Los momentos perfectos, cuando se dan, son tan volátiles como el movimiento sincronizado y pulcro de los párpados.
Aunque, en realidad, tal perfección se halla en esa misma brevedad.
Sin embargo, cuando desaparecen, la decepción se anida rápidamente en nuestro pensamiento, y nos preguntamos, qué hacer luego para superar con éxito, la evidencia, de que la cotidianidad nos circunda. Pues, tan breves momentos, a menudo se nos esfuman a la misma velocidad que antes nos aconteció tal magnitud. Pero cuando tales períodos se desvanecen, nos queda el trabajo de despertar, de comprender y de aceptar la realidad tal y como viene. Digamos, que son los saltos escalonados a dar, al recobrarse de cualquier ideal breve.
Esto viene, me permito decir, a que en un mes he cambiado tres veces de lugar de residencia. Busco con ahínco esa felicidad que va y vuelve. Y se da la circunstancia, ahora, de que estoy en Madrid y me quedaré aquí mientras mi presencia sea necesaria. Vine a mimar a una persona a la que amo de manera incondicional y que adolece, de momento, de aniquilarse duramente. Devorarse uno mismo, se ha convertido, en el deporte nacional más practicado.
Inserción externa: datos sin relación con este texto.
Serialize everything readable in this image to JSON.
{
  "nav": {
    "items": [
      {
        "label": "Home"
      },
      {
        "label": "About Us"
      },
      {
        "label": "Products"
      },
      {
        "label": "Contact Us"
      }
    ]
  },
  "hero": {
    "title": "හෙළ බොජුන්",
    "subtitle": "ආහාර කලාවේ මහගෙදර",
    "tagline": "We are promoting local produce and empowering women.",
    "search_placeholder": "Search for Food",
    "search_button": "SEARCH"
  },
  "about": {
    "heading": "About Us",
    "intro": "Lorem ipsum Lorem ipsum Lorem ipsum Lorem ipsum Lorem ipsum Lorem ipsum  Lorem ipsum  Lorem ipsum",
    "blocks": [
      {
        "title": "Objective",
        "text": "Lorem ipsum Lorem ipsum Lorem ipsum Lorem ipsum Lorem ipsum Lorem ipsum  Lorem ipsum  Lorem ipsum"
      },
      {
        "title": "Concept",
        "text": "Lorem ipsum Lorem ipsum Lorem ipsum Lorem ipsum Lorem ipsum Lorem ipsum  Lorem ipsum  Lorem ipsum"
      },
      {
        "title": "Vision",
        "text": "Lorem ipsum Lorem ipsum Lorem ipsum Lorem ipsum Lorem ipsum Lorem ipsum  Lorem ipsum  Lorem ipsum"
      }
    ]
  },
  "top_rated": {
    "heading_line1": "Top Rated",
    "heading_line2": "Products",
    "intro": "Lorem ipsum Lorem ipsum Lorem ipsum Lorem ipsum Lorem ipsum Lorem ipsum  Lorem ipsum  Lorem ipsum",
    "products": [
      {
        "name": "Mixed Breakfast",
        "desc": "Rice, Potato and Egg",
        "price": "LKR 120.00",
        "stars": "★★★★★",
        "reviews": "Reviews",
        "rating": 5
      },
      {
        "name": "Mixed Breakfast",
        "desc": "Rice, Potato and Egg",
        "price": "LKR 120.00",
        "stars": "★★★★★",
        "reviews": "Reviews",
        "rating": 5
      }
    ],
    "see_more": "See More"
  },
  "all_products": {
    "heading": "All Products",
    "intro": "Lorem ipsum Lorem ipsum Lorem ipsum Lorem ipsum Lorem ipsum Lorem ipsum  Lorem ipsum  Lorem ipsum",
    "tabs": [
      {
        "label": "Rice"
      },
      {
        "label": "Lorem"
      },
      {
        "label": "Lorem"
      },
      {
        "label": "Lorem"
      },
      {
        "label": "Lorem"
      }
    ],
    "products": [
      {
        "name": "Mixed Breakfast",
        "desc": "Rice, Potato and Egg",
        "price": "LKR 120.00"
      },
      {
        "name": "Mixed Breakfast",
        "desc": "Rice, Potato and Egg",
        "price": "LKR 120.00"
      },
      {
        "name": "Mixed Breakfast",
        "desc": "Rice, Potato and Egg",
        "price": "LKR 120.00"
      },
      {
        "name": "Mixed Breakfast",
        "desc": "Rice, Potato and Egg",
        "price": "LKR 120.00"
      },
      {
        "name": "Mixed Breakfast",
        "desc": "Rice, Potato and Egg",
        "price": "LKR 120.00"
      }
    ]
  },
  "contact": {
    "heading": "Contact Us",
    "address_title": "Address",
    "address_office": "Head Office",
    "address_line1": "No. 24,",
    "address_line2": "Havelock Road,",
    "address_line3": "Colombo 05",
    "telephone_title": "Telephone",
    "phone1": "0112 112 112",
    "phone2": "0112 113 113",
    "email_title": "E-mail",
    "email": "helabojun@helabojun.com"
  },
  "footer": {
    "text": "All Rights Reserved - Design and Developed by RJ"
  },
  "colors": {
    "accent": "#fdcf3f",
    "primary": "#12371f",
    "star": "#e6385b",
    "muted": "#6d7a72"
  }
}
Y aunque soy yo, la que tiene en su haber todos los trofeos dables a este pasatiempo patriota del masoquismo para el cual, yo misma asenté novísimas reglas y mis propios criterios, siempre hay quien me saca unas cuantas cabezas en esto de infringirse azotes mentales. La epidemia se extiende.
Escribo, ahora, cuando me dejan las circunstancias. Bien poco. Y mientras tecleo, escucho los trinos de los pájaros que van de árbol en árbol. Pero, además oigo plenamente, la algarabía del recreo en un patio colindante de párvulos y a los cuidadores, llamando a la chiquillería al orden.

Se diría, que hemos llegado a un pacto compasivo y mutuo.
Mi deseo de que la primavera inunde ese hogar que llevas dentro y, con ella, los brotes verdes resuciten este año con más fuerza que nunca. La felicidad es pasajera, pero también le gusta que la persigan. Lo vais a conseguir.